The squash came from Pop and Judy, two of my favorite farmers (and also my source for local heirloom beans.) Pop told me a wonderful story about how the cushaw squash was his mother's favorite, and that the first year he grew them the plants only produced 2 squash. He gave one to his mother for Christmas, and she proudly showed it off to all of her friends and family. Apparently cushaw are a popular squash in the Appalachians, so my love for it is perfectly understandable (since I have a fair bit of Appalachian heritage.)
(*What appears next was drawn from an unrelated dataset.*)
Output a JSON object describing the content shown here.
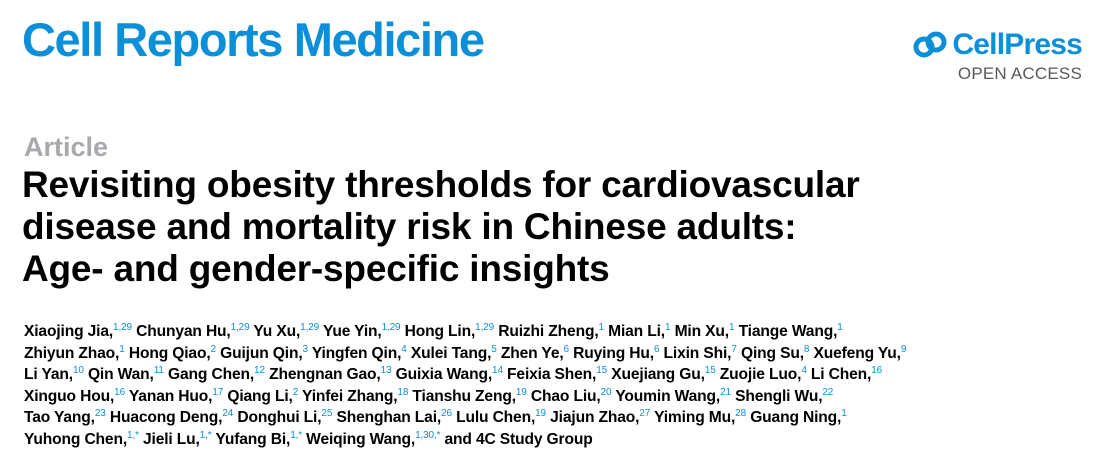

Both the sea salt and the squash are items in Slow Food's Ark of Taste Program, which is a catalog of foods that are being threatened with extinction. I'd become hooked on cushaw squash last year (when I roasted an enormous orange-striped cushaw), and the sea salt was left over from an Ark of Taste tasting I attended with my local Slow Food group.

3 comments:

livinginalocalzone said...

This sounds really good, especially with the vast amount of squashes around this time of year. Have you tried lightly roasting the squash during some point in the cooking process? I wonder because I started roasting the potatoes when I make potato soup, and it gives a nice flavor depth. Your carmalization process makes me want to try your recipe/method too.

Anne said...

I usually roast the larger ones very lightly, just so I can manage to cut through the rind. My CSA farmers insist that they taste best when you roast them whole, since they steam a bit in the process.

One thing I haven't tried is really roasting them, to get the squash nice and dark and caramelized. I may try that for my next batch!

Bear said...

Kudos for what sounds like a particularly good use of a couple of delicious Ark products. (We've gotten hooked on the Alaea salt in particular.) I'd kill for some of that soup right now... sounds perfect for this weather!